Fiction Books About Oslo
For The Mythology Obsessed: Norse Mythology By Neil Gaiman
If you want to go directly to the source on Norse mythology, you can read the Norse sagas, the Poetic Edda and the Prose Edda. But for those looking for a slightly more accessible introduction, you can’t go wrong with Neil Gaiman’s Norse Mythology. Gaiman doesn’t invent or reconstruct anything, but simply retells the old stories with his own writing style (even calling them “retellings” isn’t entirely accurate). We should also note that Norse mythology is part of the heritage of Scandinavia as a whole, even though its name might make it sound specifically Norwegian.
For The Theater-Goer: A Doll’s House By Henrik Ibsen
Henrik Ibsen is unquestionably one of the most important writers from Norway (though, because of linguistic history, he mostly wrote in Danish). It’s hard to choose a single work to represent his oeuvre, but A Doll’s House is a good starting point. About a woman who can’t stand the social expectations of being in a marriage, the play was quite subversive when it was first performed in 1879. Then again, even today its message (and the protagonist’s eventually leaving her husband) can seem revolutionary.
For The Historical Fiction Devourer: The Wreath By Sigrid Undset
The Wreath is the first book in the Kristin Lavransdatter trilogy, a series of books that follows a woman as she lives her life in the 14th century. Admittedly, the book takes place in many places in addition to Oslo, but it’s an important touchstone in Norwegian literature. Sigrid Undset — who won the Nobel prize for literature in 1928 — masterfully intertwines the deeply personal, human story of Kristin with a deep knowledge of Norwegian mythology and history. The book has never garnered too much attention in English, but it’s an excellent pick for anyone looking to get lost in a book.
For The Coming-Of-Age Reader: Beatles By Lars Saabye Christensen
No, Beatles is not actually about the British band the Beatles. It follows four young boys over the course of their youth — 1965 to 1972 — and it just so happens that one thing that brings them together is their love of the Beatles. The book is a look at youth culture during this period, with each of the characters existing and reacting to the social and political upheaval during the time. While the book is the first of a trilogy, it’s the only one that’s been published in English (and it functions fine as a standalone novel).

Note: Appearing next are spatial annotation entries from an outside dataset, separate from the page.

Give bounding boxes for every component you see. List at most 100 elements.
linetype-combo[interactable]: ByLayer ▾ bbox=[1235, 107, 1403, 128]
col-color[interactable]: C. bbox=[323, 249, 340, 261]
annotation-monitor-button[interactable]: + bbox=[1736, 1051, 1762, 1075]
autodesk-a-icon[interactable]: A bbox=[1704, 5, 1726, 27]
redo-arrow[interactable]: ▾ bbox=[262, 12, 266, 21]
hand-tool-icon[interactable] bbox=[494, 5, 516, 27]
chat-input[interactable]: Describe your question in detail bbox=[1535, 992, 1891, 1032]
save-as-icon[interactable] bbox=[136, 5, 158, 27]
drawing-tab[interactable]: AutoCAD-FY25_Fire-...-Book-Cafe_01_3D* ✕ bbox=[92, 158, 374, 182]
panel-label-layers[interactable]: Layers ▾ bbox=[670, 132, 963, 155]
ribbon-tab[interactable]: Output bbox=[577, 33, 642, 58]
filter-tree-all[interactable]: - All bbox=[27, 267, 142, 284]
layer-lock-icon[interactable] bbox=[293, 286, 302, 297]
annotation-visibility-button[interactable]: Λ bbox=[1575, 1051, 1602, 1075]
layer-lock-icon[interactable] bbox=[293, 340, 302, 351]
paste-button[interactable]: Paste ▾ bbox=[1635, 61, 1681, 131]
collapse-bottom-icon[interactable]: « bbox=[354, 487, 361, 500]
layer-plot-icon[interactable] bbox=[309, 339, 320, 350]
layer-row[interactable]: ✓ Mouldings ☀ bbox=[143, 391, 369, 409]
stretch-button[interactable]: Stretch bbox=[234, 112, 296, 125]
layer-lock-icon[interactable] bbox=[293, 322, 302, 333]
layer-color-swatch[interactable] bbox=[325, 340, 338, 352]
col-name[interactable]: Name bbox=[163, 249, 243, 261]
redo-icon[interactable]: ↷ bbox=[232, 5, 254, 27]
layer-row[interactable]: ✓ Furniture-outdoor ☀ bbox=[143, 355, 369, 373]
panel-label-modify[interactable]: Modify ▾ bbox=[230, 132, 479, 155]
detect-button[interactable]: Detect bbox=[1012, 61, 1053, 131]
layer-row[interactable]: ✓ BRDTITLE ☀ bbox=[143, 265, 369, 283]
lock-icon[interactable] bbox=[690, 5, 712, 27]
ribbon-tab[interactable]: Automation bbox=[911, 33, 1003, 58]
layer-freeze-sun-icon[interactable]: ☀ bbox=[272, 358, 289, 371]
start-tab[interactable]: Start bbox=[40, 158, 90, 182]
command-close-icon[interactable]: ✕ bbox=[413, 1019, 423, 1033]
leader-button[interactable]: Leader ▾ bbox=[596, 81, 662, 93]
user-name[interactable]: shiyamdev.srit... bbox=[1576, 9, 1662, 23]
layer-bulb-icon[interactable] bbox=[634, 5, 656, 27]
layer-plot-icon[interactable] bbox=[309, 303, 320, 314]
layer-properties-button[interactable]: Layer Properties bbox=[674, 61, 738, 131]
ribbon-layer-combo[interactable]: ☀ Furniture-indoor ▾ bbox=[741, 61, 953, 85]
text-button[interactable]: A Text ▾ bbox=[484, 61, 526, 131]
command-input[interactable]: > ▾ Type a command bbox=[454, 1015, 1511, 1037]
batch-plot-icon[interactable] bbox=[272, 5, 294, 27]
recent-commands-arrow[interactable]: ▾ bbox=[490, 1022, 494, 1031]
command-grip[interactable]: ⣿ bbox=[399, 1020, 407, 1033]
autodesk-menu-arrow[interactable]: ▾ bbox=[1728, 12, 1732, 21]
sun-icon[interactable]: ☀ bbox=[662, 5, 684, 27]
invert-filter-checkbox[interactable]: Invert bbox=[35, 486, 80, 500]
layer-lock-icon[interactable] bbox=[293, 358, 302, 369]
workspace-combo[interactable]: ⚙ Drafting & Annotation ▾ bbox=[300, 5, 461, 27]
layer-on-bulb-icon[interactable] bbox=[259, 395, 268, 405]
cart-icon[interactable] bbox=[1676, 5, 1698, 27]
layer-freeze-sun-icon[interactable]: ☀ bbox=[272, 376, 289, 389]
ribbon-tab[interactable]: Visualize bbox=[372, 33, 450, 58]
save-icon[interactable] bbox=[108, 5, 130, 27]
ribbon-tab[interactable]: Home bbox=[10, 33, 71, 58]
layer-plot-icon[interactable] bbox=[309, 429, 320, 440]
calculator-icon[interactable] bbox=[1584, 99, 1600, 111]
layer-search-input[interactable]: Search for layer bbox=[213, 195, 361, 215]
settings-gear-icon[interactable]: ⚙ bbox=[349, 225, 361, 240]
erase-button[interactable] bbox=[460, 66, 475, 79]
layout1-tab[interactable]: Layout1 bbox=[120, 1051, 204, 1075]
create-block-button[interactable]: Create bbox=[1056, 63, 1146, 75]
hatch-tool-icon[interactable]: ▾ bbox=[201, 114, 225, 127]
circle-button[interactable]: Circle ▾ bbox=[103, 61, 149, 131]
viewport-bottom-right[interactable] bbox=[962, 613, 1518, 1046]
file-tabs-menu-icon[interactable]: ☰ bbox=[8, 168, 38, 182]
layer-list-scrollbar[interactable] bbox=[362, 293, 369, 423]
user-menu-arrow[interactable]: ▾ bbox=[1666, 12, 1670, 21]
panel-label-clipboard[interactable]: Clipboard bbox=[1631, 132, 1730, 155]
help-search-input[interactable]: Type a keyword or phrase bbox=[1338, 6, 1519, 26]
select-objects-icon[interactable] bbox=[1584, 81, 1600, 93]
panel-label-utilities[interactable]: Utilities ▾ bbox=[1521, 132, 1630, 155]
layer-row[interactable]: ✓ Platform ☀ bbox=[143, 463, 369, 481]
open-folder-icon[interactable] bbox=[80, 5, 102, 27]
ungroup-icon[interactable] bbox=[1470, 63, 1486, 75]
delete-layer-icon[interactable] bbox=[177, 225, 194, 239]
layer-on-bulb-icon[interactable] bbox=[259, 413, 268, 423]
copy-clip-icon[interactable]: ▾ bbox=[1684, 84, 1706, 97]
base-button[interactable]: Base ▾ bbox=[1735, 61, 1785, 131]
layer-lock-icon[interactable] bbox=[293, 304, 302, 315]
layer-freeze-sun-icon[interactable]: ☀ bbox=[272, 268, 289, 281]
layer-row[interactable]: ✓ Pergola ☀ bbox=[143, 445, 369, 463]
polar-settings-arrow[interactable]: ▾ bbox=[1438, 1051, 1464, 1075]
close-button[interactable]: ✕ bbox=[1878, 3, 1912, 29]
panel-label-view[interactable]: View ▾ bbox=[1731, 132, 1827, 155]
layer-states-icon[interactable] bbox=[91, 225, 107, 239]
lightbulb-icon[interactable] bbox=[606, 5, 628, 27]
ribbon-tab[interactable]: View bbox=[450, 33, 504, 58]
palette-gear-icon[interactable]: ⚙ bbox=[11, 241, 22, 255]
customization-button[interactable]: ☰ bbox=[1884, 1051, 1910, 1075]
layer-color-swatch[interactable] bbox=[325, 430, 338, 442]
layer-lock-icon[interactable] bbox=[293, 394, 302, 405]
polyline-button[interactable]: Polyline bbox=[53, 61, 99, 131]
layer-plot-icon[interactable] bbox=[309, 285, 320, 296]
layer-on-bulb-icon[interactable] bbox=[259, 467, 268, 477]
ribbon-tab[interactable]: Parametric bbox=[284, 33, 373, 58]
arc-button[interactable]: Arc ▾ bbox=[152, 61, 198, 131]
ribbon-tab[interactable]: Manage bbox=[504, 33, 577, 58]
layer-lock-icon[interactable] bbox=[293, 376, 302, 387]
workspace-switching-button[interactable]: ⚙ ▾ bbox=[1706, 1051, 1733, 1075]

For The Crime Reader: The Snowman By Jo Nesbø
For some reason or other, Scandinavia has become the world capital of crime fiction. Scandinavian noir is a genre in and of itself. One of the most successful writers within that genre is Jo Nesbø, whose books have been translated into countless other languages. His most famous series is based around Harry Hole, a police officer working in Oslo. The Snowman is not the first in the series, but it’s the most famous (mostly thanks to a 2017 film adaptation starring Michael Fassbender). It’s possibly the best entry point for a new reader of the series, and it stands out as being one of the few that actually takes place in Oslo.